Розыски и допросы следственной комиссии продолжались несколько месяцев. Часто случалось нам, в продолжение этого времени, видеть фельдъегерскую тройку с каким-нибудь несчастным, которого везли к допросу из-за заставы. Или иногда под вечер – наемную карету стоявшую у крыльца какого-нибудь дома, откуда выходил человек, закутанный в шубу или шинель, садился с жандармским офицером в карету, а жандарм помещался на козлах или на запятках. Тяжелое, грустное было время!

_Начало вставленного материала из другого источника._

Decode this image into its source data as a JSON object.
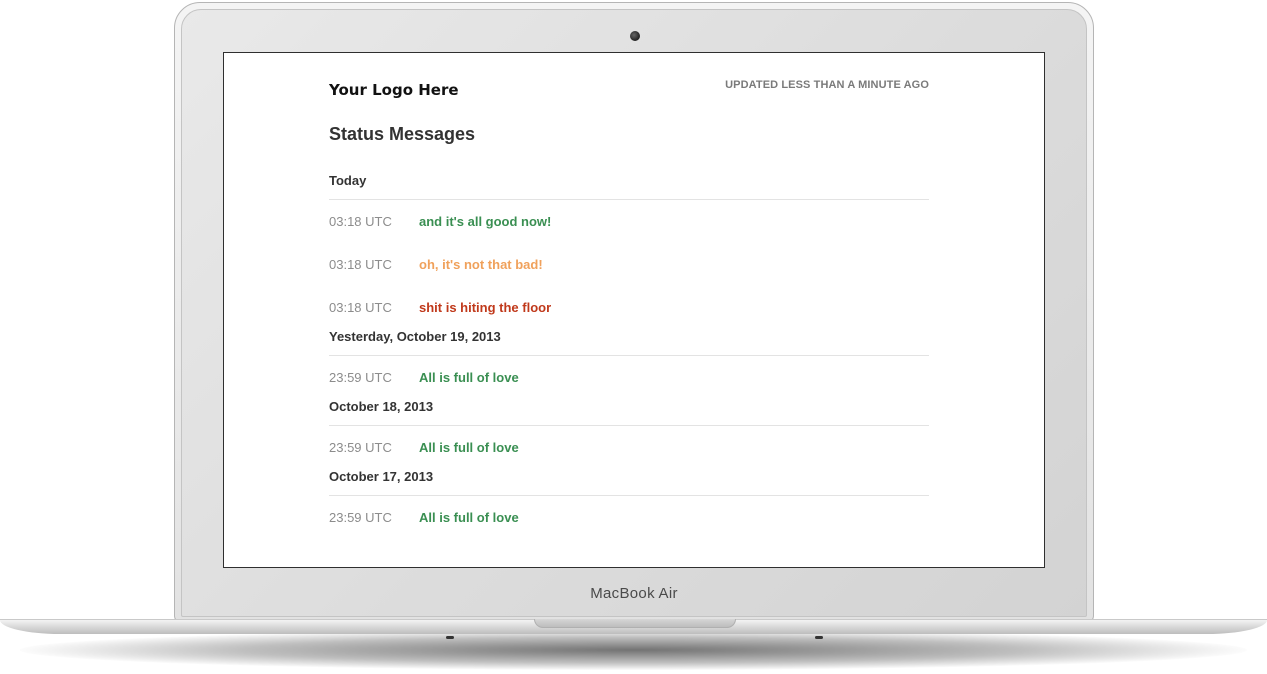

Могло ли нам с братом прийти в голову, что за несколько недель до 14 декабря мы обедали в кругу главных двигателей заговора? Матушка наша долго оставалась в тревожном состоянии, опасаясь, чтоб нам не пришлось несолоно похлебать за эти обеды и чтобы и нас не позвали к допросу за компанию… но, слава Богу этого не случилось.
Однажды (это было уже в августе 1826 года) к нам пришел денщик Якубовича и сказал брату, что его господин приказал доставить ему на память вольтеровские сафьянные кресла. Матушка до смерти перепугалась и не хотела слышать об этом подарке.
– Сохрани тебя Господи, Базиль, брать эти кресла! – говорила она ему. – Может быть, в них запрятаны какие-нибудь бумаги, которые могут тебя погубить!
Брат хоть и посмеялся этому предположению, но не взял кресел, чтоб успокоить матушку. Мы стали расспрашивать денщика, когда и как был арестован Якубович, и он нам всё подробно рассказал. Поздно вечером 14 декабря Якубович воротился домой: тотчас зарядил карабин и поставил его на окошко, потом велел накрепко запереть двери с подъезда и решительно никого не впускать к нему. Часу в первом ночи приехал полицмейстер Чихачев с жандармами и требовал, чтоб его впустили; ему долго не отворяли дверей, но когда он пригрозил их выломать, Якубович приказал отпереть двери. Все бумаги его были забраны и сложены в наволочку, и он беспрекословно позволил взять себя.
Тут его денщик простодушно прибавил:
– Бог их знает, зачем они изволили зарядить карабин? Он так, нетронутый, и остался на окошке.
В самом деле, поступок Якубовича был очень загадочен. Никто, конечно, не сомневался в его храбрости; и, глядя на его воинственную личность, казалось, что этому человеку – жизнь нипочем. Но, быть может, он еще надеялся оправдаться, а может быть, у него просто не хватило духу пустить себе пулю в лоб, несмотря на то, что черкесская пуля уже проложила туда дорогу.
Долго еще после 14 декабря ходили по городу разные анекдоты и рассказы – и в драматическом, и в комическом роде. Так, например, всем известно, что увлеченные к бунту солдаты положительно не знали настоящей причины возмущения; начальники и предводители их, заставляя их кричать «да здравствует Конституция!», уверяли солдат, что это супруга Константина Павловича. Некоторые из солдат, стоявшие около Сената, захватили тогда в свой кружок какого-то старого немца-сапожника, зевавшего на них поблизости из любопытства. Они его заставили ружейными прикладами провозглашать вместе с ними конституцию! Бедный немец надседался до хрипоты, но, наконец, выбившись из сил, сказал им:
– Господа солдаты, ради Бога, отпустите меня! Возьмите свежего немца, у меня больше голосу нет, я совсем не могу провозглашать русскую конституцию!
Глава XV
Двадцать седьмого ноября 1825 года из Таганрога пришло известие о кончине императора Александра Павловича; разумеется, на другой же день театры были закрыты. Настало грустное, тяжелое время. Вскоре после того театральная дирекция прекратила выдачу жалованья артистам. Остановка эта объясняется тем, что при тогдашних обстоятельствах положительно некому было ходатайствовать у государя за бедных артистов. Граф Милорадович, председатель Театрального комитета, умер; министерства двора тогда еще не существовало, а директор Майков не имел при дворе ровно никакого значения.
Легко вообразить, каково было тем из артистов, кто не припас денежки на черный день – особенно людям семейным; они, бедняги, должны были входить в долги, занимать деньги под жидовские проценты, закладывать свои вещи сколько-нибудь поценнее и перебиваться кое-как со дня на день.